Its just now on what fish to put in there once its all cleaned and cycled.


----------



## natalie559 (Dec 6, 2007)

I cannot believe that you got all that FREE  !

Happy dance time!! :dancing: :dancing: :dancing:


----------



## bigcatsrus (Apr 15, 2009)

More than a happy dance me thinks.

I'm just so pleased that we got this. The person I got all this from said that she had a fair few people that wanted these and were rude, my partner and I got them (nice people).

I haven't heard or seen anyone get as much as this. Oh I'm just so happy!!!    

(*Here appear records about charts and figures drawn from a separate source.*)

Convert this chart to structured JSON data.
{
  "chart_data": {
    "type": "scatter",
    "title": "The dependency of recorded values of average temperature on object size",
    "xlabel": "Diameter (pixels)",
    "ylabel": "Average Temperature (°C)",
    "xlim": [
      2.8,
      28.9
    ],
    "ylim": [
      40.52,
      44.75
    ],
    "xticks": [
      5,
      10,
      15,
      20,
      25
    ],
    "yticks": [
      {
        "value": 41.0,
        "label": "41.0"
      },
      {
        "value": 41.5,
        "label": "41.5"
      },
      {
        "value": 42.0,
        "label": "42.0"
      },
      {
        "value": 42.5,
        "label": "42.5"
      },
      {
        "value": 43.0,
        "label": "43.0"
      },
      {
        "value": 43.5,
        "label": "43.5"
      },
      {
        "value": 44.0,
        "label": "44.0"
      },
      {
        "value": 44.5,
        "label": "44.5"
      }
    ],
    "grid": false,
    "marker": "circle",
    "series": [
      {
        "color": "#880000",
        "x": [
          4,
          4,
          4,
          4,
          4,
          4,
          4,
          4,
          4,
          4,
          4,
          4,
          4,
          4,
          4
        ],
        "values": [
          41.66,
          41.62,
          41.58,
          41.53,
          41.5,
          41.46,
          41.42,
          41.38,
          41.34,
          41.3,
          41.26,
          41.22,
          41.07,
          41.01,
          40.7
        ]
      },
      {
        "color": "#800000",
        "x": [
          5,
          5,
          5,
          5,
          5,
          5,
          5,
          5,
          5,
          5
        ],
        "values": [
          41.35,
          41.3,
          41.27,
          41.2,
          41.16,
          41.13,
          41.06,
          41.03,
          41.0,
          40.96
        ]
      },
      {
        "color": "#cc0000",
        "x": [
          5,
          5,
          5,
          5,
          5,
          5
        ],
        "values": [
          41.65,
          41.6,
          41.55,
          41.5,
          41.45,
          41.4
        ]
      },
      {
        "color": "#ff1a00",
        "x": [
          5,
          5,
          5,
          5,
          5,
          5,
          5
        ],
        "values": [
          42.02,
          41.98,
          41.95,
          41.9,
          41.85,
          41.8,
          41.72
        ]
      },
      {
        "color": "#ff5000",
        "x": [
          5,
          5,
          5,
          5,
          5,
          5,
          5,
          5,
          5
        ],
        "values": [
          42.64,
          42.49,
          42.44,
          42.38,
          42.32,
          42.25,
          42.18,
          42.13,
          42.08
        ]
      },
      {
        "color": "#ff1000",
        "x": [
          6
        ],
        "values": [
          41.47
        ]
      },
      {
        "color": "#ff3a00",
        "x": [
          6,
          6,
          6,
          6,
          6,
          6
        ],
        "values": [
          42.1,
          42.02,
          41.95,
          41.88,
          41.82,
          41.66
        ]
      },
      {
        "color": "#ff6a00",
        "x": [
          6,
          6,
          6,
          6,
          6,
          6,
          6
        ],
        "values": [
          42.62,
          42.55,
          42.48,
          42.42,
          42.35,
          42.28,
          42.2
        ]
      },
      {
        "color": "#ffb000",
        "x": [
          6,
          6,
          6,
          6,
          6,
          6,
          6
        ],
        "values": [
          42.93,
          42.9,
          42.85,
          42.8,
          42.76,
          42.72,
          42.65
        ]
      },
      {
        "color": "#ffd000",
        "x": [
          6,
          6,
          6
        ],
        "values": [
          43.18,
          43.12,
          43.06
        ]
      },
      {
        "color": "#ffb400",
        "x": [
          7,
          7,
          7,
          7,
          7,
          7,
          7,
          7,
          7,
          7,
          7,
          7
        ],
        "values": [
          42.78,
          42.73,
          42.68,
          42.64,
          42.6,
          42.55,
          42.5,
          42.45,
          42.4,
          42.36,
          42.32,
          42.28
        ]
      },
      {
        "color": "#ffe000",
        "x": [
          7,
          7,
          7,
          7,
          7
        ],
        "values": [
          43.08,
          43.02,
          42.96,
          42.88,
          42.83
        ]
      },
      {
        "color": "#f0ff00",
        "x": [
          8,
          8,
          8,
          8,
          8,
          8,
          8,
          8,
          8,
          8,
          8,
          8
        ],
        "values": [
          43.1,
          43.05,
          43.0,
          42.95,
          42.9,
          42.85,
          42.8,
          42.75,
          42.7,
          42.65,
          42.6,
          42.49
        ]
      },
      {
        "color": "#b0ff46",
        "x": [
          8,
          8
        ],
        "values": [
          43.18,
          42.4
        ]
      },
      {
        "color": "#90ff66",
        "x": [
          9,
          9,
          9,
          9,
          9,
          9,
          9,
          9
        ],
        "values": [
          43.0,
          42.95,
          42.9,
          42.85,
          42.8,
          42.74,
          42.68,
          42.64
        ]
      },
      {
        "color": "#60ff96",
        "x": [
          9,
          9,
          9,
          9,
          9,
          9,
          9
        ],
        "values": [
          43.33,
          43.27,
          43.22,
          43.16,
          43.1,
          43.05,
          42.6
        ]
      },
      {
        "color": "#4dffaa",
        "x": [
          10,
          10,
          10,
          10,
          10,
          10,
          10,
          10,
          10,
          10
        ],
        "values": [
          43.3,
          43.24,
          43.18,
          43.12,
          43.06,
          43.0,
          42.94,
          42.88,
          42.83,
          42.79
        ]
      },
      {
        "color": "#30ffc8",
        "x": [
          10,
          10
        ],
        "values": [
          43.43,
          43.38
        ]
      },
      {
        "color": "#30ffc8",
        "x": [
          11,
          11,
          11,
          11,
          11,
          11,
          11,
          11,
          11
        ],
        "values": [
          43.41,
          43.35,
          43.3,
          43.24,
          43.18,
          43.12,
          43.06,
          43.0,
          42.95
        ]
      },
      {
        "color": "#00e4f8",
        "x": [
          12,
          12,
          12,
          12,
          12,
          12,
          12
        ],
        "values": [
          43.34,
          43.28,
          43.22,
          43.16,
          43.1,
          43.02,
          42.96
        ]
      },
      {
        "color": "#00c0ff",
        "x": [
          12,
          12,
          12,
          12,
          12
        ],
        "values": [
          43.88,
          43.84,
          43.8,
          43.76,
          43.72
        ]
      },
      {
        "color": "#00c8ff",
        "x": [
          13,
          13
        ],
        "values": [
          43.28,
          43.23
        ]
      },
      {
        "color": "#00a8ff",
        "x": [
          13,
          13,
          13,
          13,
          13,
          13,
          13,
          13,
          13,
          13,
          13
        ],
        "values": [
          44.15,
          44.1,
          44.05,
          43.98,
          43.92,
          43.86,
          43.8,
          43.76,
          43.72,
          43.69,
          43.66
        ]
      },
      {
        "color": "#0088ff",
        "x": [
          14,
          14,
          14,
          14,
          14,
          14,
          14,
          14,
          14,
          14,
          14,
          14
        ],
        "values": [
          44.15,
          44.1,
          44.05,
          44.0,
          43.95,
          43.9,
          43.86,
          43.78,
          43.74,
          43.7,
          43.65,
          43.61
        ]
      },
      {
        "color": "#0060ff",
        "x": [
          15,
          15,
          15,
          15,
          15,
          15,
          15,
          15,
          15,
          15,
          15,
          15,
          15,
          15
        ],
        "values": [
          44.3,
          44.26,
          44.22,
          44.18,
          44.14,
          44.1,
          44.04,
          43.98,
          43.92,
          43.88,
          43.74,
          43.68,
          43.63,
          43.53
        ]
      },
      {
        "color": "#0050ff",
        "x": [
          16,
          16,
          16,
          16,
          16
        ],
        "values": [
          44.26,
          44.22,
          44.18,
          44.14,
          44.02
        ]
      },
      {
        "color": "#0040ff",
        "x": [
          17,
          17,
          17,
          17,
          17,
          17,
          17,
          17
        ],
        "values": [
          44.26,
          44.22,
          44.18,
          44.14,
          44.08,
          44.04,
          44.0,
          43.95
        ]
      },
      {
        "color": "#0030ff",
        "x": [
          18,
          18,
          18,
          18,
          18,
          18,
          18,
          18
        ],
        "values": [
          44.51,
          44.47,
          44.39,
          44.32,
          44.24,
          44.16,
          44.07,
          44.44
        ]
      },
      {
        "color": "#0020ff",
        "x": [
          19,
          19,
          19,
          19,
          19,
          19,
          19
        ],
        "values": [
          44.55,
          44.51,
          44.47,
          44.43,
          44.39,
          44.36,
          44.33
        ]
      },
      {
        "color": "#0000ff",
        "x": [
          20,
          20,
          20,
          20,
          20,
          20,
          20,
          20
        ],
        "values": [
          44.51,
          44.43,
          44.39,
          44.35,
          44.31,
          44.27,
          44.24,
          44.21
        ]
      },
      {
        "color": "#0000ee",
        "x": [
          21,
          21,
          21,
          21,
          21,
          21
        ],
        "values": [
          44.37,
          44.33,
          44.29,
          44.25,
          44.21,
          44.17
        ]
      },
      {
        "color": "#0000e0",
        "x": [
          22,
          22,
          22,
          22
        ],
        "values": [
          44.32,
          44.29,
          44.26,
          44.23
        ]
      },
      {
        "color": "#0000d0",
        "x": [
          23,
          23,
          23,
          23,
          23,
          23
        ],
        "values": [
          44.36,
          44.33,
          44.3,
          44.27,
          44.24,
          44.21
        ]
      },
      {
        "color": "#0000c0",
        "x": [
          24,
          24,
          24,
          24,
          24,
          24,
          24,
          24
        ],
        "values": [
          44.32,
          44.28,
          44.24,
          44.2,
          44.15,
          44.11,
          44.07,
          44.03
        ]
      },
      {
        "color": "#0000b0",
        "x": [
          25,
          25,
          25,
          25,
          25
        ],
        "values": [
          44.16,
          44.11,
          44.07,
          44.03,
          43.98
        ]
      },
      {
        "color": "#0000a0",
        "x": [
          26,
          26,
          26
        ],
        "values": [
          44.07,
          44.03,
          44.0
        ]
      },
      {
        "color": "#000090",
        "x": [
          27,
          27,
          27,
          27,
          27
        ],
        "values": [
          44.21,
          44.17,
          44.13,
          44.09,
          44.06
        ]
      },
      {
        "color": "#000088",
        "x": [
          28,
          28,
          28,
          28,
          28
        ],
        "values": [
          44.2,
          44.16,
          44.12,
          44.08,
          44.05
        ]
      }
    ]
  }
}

Now the collection of tanks is 9 (can't use the cracked one). 2 that already have fish in and 7 to decide. Any ides??


----------



## xalow (May 10, 2007)

That is incredible! You could put one neon tetra in each tank and pretend that they are all hardened criminals that need to be separate from one another. On the other hand you could just do something that is a good idea. Maybe dedicate a tank to breeding one of the many endangered species?


----------



## Dizzcat (Aug 26, 2008)

*bigcatsrus* Thanks for the tip! I just found FreeCycle in my city and posted a wanted. I need a stand for my 55 gallon tank. Fingers crossed someone has one collecting dust! :thumb:


----------



## bigcatsrus (Apr 15, 2009)

This is what I like to hear. Freecycle is a good way of getting things that you need, without paying a penny.

You can get alsorts on there, hence these tanks. Must add in my area things go quickly and you must keep checking as often as possible. I don't know what its like in your area Dizzcat?

Good luck with finding a stand, something will come up.


----------



## Dizzcat (Aug 26, 2008)

Fingers crossed that someone has one just sitting around and willing to part with it. Right now my tank is sitting on the floor. Its nice that way when I want to spend an hour watching fish cuz I can just lay in front of the tank, but it doesn't make it stand out the way it should. :fish: :fish:


----------



## bigcatsrus (Apr 15, 2009)

Have you tried building your own stand?

The stand that is in my tank section was built by my partner in and hour and then painted. That was made 3 years ago and still going. Holds all my eqiupment and food for my guys. Just a thouhgt but as its free from freecycle, why not.


----------



## jfly (Feb 17, 2009)

partner?? what kind of business are you in?


----------



## bigcatsrus (Apr 15, 2009)

bf = partner :lol: and he is mortgages.


----------



## jfly (Feb 17, 2009)

oops .... :lol:


----------



## bigcatsrus (Apr 15, 2009)

Thats ok, easy mistake :lol:


----------



## Dizzcat (Aug 26, 2008)

Me? Make a stand? :lol:

I don't even own a saw! I do have a friend who loves to make things like that and if I cannot find one free or very cheap he will make me one. I have found an iron one on Craigslist, but unsure how strong they are. I would prefer a wooden one. I want to get a canister filter, but have no place to put one and a wooden one would hide one underneath.

What do you all think? Look good? The price is right. 
http://cosprings.craigslist.org/for/1146415048.html


----------



## bigcatsrus (Apr 15, 2009)

It was worth asking 

The price looks reasonable, IMO I haven't used iron stands, always used wood (only ever had one tank). Looks good to me but thats me 

I would just keep my eye on freecycle, you never know one may pop up. My area it's not often that a stand will come up let alone tanks, its always worth looking.


----------